Toprak, her zaman ve heryerde çok rağbet görüyor. Örneğin bugün Amazon’da ve başka bir çok yerdeki ağaçların kesilmesine karar verilmiştir. Genelde karbon yutağı olarak düşünülen bu bölgelerin talan edilmesi, kayda değer miktarda CO2 salınımına yol açmaktadır.
Ek olarak, çoğunlukla kimyasal girdisine dayanan aşırı-yoğun tarım biçimleri, “biyo” için fazlasıyla yeterlidir.

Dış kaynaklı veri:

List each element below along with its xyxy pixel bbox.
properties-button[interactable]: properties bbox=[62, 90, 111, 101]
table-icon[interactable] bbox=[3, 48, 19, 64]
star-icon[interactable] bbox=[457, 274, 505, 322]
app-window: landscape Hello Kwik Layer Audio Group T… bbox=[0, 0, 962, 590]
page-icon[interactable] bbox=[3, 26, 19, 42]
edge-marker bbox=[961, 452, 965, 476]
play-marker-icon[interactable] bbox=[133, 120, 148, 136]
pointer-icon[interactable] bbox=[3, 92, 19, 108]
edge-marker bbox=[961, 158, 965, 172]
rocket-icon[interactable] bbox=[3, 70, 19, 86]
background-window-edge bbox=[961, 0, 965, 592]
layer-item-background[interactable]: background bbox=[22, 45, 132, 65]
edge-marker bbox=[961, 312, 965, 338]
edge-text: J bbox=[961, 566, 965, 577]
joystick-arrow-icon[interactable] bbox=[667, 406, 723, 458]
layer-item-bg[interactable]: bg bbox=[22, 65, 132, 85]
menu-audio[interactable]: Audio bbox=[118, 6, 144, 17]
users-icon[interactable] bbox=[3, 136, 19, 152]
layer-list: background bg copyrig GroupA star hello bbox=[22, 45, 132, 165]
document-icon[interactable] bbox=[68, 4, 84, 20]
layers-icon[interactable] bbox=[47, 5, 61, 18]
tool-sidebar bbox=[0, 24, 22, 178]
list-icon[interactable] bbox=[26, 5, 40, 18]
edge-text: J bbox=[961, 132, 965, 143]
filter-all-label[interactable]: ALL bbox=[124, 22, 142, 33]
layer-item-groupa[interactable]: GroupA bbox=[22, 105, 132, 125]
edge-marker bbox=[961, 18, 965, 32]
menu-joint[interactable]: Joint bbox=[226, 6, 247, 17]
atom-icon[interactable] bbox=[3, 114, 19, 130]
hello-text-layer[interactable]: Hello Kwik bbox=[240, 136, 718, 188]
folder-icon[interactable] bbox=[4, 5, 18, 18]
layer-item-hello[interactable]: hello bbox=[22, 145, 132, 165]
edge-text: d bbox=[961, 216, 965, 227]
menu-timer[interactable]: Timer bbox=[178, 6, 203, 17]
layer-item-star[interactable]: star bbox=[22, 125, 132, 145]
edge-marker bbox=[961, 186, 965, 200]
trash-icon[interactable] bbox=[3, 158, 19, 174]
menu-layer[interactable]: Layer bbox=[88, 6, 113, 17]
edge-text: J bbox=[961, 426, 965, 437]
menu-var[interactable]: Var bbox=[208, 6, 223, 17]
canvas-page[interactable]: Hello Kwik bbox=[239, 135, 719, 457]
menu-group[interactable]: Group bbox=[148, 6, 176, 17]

Son olarak, 2007-2008’de yaşanan gıda krizi ve bu krizin tetiklediği gıda isyanları, bir çok meseleyi keskin biçimde odağımıza soktu: biyoyakıtlar gıda ürünlerinin fiyatına aşırı baskı yapmakta, ve çokuluslu şirketler bunun potansiyel mükafatını büyütmek için zaman yitirmemektedir. Mesela, pazarda büyük bir yer teşkil şirketlerden biri, (Fransa’nın en büyük tarım sendikası başkanı) Xavier Beulin tarafından yönetilen Fransız şirketi, Sofiprotéol-Avril’dir.